Other researchers are investigating how individual robots can learn new skills automatically. Researchers from the University of Washington (Seattle, Washington) are developing algorithms that enable a dexterous robotic hand they built to perform complex object manipulations. Machine-learning algorithms use data that a variety of sensors and motion-capture cameras collect as the robotic hand moves to learn and improve the hand's ability to manipulate objects. A team from Google DeepMind (Alphabet; Mountain View, California) is developing progressive neural networks—multiple neural networks that link to enable each network to contribute the specific function it has learned. This architecture enables a system to learn new tasks very quickly if portions of those tasks relate to functions the individual neural networks in the architecture had learned previously. Initially, the DeepMind team used progressive neural networks to train an artificial intelligence to play classic video games. Since then, the team has been working to use progressive neural networks to train a robotic arm to perform various tasks. The team used a computer simulation of a robotic arm to train a primary neural network and then added additional neural networks that made use of information from the primary network while learning to control a real robotic arm. This method enabled the team to reduce significantly the number of integrations necessary to train the arm to perform simple tasks.

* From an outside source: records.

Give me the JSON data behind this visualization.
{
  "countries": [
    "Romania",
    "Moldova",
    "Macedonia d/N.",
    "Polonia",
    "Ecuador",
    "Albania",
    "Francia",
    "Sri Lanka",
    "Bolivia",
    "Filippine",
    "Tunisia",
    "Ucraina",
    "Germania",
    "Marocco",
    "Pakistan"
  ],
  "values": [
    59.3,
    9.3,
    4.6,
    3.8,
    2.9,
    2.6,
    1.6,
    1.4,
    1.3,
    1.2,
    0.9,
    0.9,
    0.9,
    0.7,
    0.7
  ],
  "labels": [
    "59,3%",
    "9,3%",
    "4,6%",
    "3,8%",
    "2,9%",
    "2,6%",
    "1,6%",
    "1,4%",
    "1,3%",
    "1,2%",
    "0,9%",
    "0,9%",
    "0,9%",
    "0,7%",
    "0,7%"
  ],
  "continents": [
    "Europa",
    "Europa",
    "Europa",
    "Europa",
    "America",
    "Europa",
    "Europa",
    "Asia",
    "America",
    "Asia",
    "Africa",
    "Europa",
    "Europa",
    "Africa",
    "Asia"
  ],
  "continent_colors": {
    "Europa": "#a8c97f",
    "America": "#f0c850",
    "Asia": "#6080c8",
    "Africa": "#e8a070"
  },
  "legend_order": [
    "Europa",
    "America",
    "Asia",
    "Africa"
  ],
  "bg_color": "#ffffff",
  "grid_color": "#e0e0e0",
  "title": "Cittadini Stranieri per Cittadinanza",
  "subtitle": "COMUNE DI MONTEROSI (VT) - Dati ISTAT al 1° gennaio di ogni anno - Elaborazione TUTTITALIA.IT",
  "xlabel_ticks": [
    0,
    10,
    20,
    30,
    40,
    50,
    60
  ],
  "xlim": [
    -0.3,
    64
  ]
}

This approach could give individual robots a way to leverage previous learning to decrease the amount of training time necessary for them to learn a new skill.
As another previous Scan article, The (Ir)Rational Fear of Automation, highlights, many people are growing increasingly concerned that robots will replace a large number of human workers in the near future. Many of these fears stem from media coverage of rapid advances in artificial intelligence and deep-learning algorithms, but these advances have primarily been in software-only applications such as data analysis and image processing. Researchers are only beginning to apply such advances to solving complex problems in the field of robotics. Overall, progress in robotics has been limited, and developing a robot capable of automating a single task is a major accomplishment. Robots with a single skill will be able to automate only a specific portion of a human worker's job, and a general-purpose robot that can cook, clean, manipulate tools, and perform any physical task that humans can perform will remain elusive for years.